Salı, Kasım 11, 2008

"Üstünü ört, üşütme"

Bugün kendimi sokaklara attığımda üzerimde evden öylesine bulup giydiğim şeyler vardı. Aylardır bir iki kez giyindiğim veya belki de hiç giyinmemiş olduğum eski bir kot, üzerimde eski sarı bir t-shirt. Dışarıda deyim yerindeyse "zibidi" gibi dolaşma ihtiyacı hissettiğimden (evet, ihtiyaç hissetmek) o halde sokağa çıkıp, gözüme kocaman Woody Allen'ınkilere benzer güneş gözlüğümü takıp, kulaklıklarımla arkadaşım S.'ün evine ilerlerken açıp da dinlemeyi istediğim tek şarkı Deerhunter'ın Agoraphobia'sıydı. Bütün gün, müzik dinleyebileceği her an (yalnız olduğum her an anlamına geliyor tabii bu) bu şarkıyı dinledim, mırıldandım. Hatta en son evimin sokağına girerken bağıra bağıra söylüyordum bile.

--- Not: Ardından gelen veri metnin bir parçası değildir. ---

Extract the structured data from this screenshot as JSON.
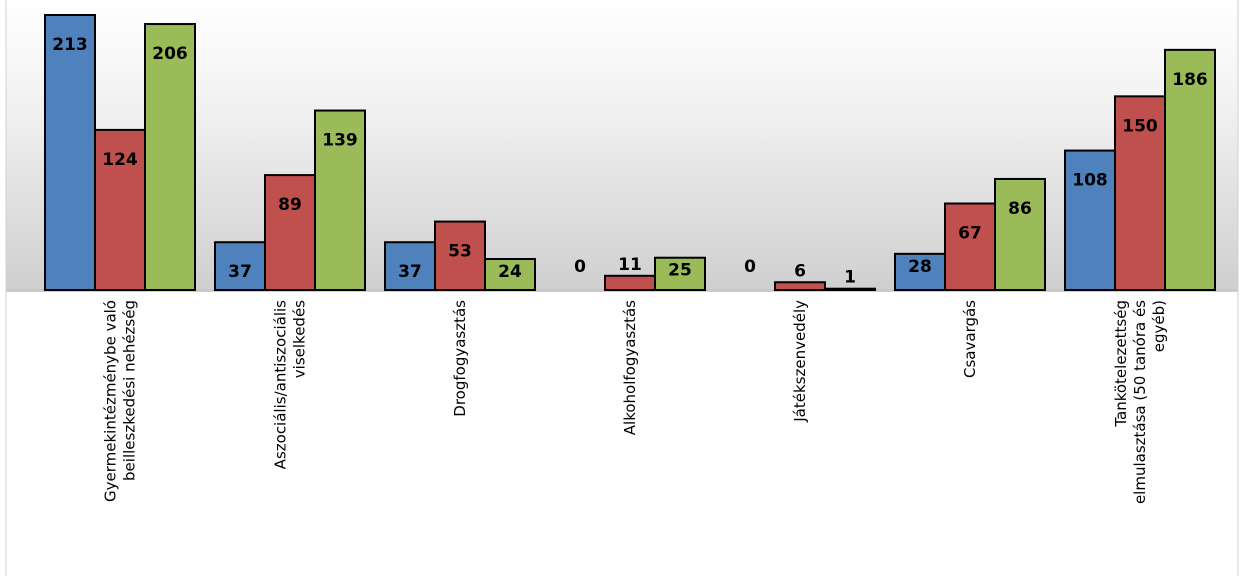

Bu şarkıyı nasıl dinlemeyi sevdiğimi anlatmaya geldim gece gece işte. Gözlerimi kısıyorum yavaş yavaş sonra kapanıyor şarkının girişiyle. Başım belli belirsiz öne arkaya sallanmaya başlıyor sonra. Gözlerimi ilk kelimeyle birlikte açıyorum sanki büyük bir sürprizin beni karşılayacağını biliyormuş gibi. İnanmayabilirsiniz ama gördüğüm her şey o anda bu şarkıyla beraber sürpriz oluyor. Sonra kendimi müziğin içinde, sözlerin 6'ya 6 kapatılmış odalarında bir uca kıvrılmış gülümseyerek uyur numarası yaparken buluyorum. Küçükken anneannemlerde kalmayı çok sevdiğimden annem ve babam beni almaya geldiklerinde uyur numarası yaptığım o anlara dönüyorum adeta. O zaman da onlar bana bakarak "Ö. de uyuyor, burada kalsın madem öyle" dediklerinde gülümsermişim şapşal şapşal çocukça. Tam orada o zamanki gibi işte. Bu şarkı da sanırım öyle bir andan bahsediyor, ölmekten ziyade. Kendi köşesinde gülümseyerek anılardan, hafızalardan, hayattan kendiliğinden silinip gitmek, bunu yaparken bir çocukluk anısının içine gizlenmiş o mutluluğun yarattığı hüzünle gülümsemek, bir sonraki adımının bir öncekini silmesinin verdiği huzur ve giderek görünmez hale gelmek kadar güzeli yok diyorum. Sonra susmak çünkü kelimelerin anlamlarını yitirdiğini farketmek. Kapalı gözün gördüğünün açıkken gördüğümüzden fazla oluşu karşısında kifayetsiz kalmak ve zaten bununla yetinebilmek...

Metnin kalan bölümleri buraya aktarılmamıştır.